Одинаково! Вот в чем загвоздка.

От одной мысли, что кто-то может подумать так, ему становилось невмоготу. И как он ни внушал себе, что клевета — не пыль дорожная, одним махом не стряхнешь, успокоиться не мог.

После разговора с Чесноковым у Тимофея вязало во рту, как от неспелой груши, и он машинально двинул через улицу, к проходу в тенистый сквер, где торговали газировкой, мороженым. Шагах в пяти от газировщицы, у весов, толпилось полдесятка женщин, принаряженных, подкрашенных, по всему видно, приехавших из района на какое-то совещание. Они громко, чисто по-деревенски, переговаривались, подтрунивали друг над дружкой, весело похохатывали — в общем, вели себя возбужденно и беззаботно, как и положено оторвавшимся от повседневных дел.

— Восемьдесят пять натянуло! — сокрушалась одна из них, привычно ощупывая бока и живот. — Это ж подумать: за год семь кило!
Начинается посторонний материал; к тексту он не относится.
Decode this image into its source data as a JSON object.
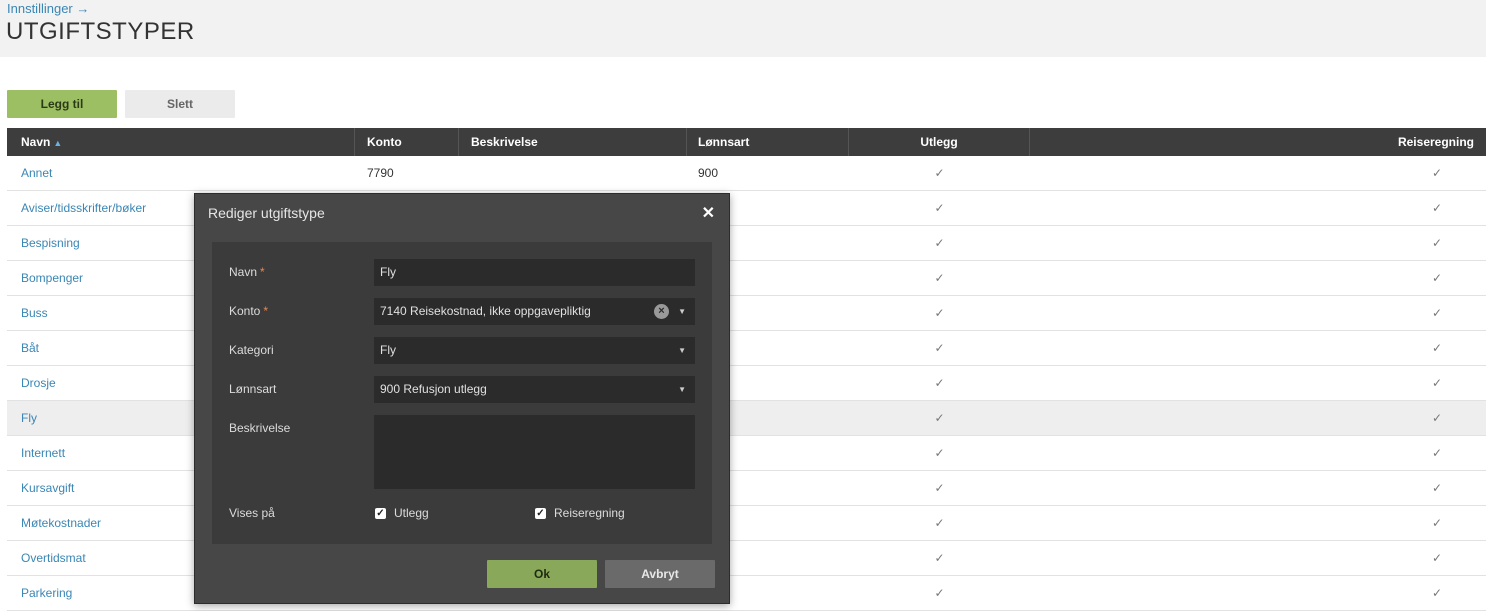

— Меньше мучного надо, Поликарповна. От сдобы все, — заметила другая и, подмигнув, добавила: — А ничего, мужикам нравится.

— Когда бы! Не тот мужик пошел, не то-от…

— Париться надо, девки, — вмешалась третья. — На поло́к да веничком — куда что денется. Во, гляньте, — крутнулась она, выставляя свою фигуру. — И ем что душа пожелает.

Странно было Тимофею слушать этот разговор. Странно и непривычно. Сколько он помнит, полнота для деревенской женщины всегда означала здоровье и достаток. Полноте радовались, гордились полнотой, никому и в голову не приходило — похудеть. Тем более странно это было слышать сейчас, спустя каких-то шесть лет после отмены карточек на хлеб, не говоря уже о голодном послевоенном времени.